With a 2023 set to be a challenging year for the global economy, it is a good time to look at how the music industry has performed in the year to date. That is exactly what we have done in our forthcoming report: ‘Music industry earnings Q3 2022: Pre-recession growth’. We have tracked the performance of leading labels, publishers, DSPs, and live companies across the globe to create a holistic view of how the music business is performing across rights, distribution and live. Here are a few highlights that provide useful pointers as to how 2023 might shape up.
These are the key trends for revenue growth for Q1-Q3 2022 compared to Q1-Q3 2021:
- Record labels were up 14.3%, which is above the 11.8% that MIDiA forecasted at the start of the year, but with Q4 looking to be the quarter most heavily hit by the economic downturn, the full-year figure may well end up closer to 12% than 14%. Nonetheless, double-digit growth is commendable performance in such a tough economic environment, and bodes well for 2023.
- Publishers were up 21.1%, outperforming labels, reflecting factors such as the effect of historical digital royalty settlements, improved shares of streaming revenue (especially non-DSP), and the rebound of traditional performance income. Publishers have worked hard over recent years to ensure that they get a large share of income flowing to their songwriters, and 2022 reflects a job well done, though, of course, with further room for improvement.

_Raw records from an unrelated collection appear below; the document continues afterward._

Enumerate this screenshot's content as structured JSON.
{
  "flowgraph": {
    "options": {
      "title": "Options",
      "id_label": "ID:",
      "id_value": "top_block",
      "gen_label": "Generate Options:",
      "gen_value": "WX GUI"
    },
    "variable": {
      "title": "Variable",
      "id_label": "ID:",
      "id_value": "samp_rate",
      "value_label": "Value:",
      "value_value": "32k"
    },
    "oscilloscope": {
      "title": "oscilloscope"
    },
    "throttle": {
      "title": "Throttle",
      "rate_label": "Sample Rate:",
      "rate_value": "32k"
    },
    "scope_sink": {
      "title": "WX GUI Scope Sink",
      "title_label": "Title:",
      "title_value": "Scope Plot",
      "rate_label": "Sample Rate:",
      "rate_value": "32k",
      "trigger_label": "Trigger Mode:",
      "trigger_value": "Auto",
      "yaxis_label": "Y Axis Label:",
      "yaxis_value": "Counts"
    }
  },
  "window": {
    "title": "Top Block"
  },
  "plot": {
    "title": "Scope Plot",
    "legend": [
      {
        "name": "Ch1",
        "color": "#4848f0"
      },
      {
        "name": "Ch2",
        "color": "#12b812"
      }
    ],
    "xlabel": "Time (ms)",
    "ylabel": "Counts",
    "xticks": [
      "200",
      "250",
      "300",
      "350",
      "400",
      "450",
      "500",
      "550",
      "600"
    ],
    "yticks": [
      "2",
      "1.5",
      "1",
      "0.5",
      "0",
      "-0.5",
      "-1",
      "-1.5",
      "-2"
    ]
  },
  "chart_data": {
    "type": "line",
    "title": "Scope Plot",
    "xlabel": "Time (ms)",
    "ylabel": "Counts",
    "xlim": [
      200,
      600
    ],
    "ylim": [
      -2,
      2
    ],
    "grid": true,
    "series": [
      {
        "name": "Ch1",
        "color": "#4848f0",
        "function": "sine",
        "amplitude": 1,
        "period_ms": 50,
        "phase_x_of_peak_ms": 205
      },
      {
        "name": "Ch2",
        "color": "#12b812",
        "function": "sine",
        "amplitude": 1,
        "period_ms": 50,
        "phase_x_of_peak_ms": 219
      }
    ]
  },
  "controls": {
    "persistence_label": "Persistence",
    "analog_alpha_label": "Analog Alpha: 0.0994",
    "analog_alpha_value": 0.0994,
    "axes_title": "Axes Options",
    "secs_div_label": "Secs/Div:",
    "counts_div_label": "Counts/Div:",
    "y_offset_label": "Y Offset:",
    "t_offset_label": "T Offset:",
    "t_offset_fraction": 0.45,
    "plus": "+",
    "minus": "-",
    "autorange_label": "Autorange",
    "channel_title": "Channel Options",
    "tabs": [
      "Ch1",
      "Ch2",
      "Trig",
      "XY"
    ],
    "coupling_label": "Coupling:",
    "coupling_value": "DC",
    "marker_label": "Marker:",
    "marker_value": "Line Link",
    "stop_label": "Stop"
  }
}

- DSPs saw revenue growth of a more modest 6.2%, though this was pulled down by a dramatic slowdown in the Chinese market with Tencent Music Entertainment’s revenues flat. Spotify performed more strongly (7.7%), which was almost exactly in line with the major label’s streaming revenue growth of 7.3%. Subscriber growth across all companies was more than ten points stronger, thus indicating that consumer demand for streaming is strong going into 2023.
- Live continued its post-Covid rebound, with dramatic growth, benefiting from the still strong latent demand both from consumers and artists, eager to get touring again. However, with going out and going to concerts being the main things that consumers state they will cut back on during the recession, live may find the coming year more difficult than music rightsholders and DSPs.
Recessions have a habit of being self-fulfilling prophesies, with companies slowing down spend in anticipation of a coming slowdown, thus slowing down revenue growth for their suppliers, who then pass on the same cut backs to their suppliers and so forth. Despite all this, music rights and streaming may be well placed in the recession.
The lipstick effect
The case for music lies in lipstick, of all places. During previous recessions, lipstick sales boomed, representing an affordable luxury for consumers who could no longer afford the big-ticket items that they had been saving for or were used to buying. Music subscriptions may play an affordable luxury role, the soundtrack to evenings spent at home, when going out is a cost too far.
The early 2020s saw an influx of capital into the music business, with the promise of music rights being an asset class that was uncorrelated with the wider economy. The irony is that, as music catalogue investments slowed (due to rising costs of capital), the first nine months of 2022 saw the music business deliver a performance that suggests the industry is indeed setting a path that is not being pulled down by recessionary conditions as much as many other industries. There were areas of concern, of course, but the overall picture so far is a positive one.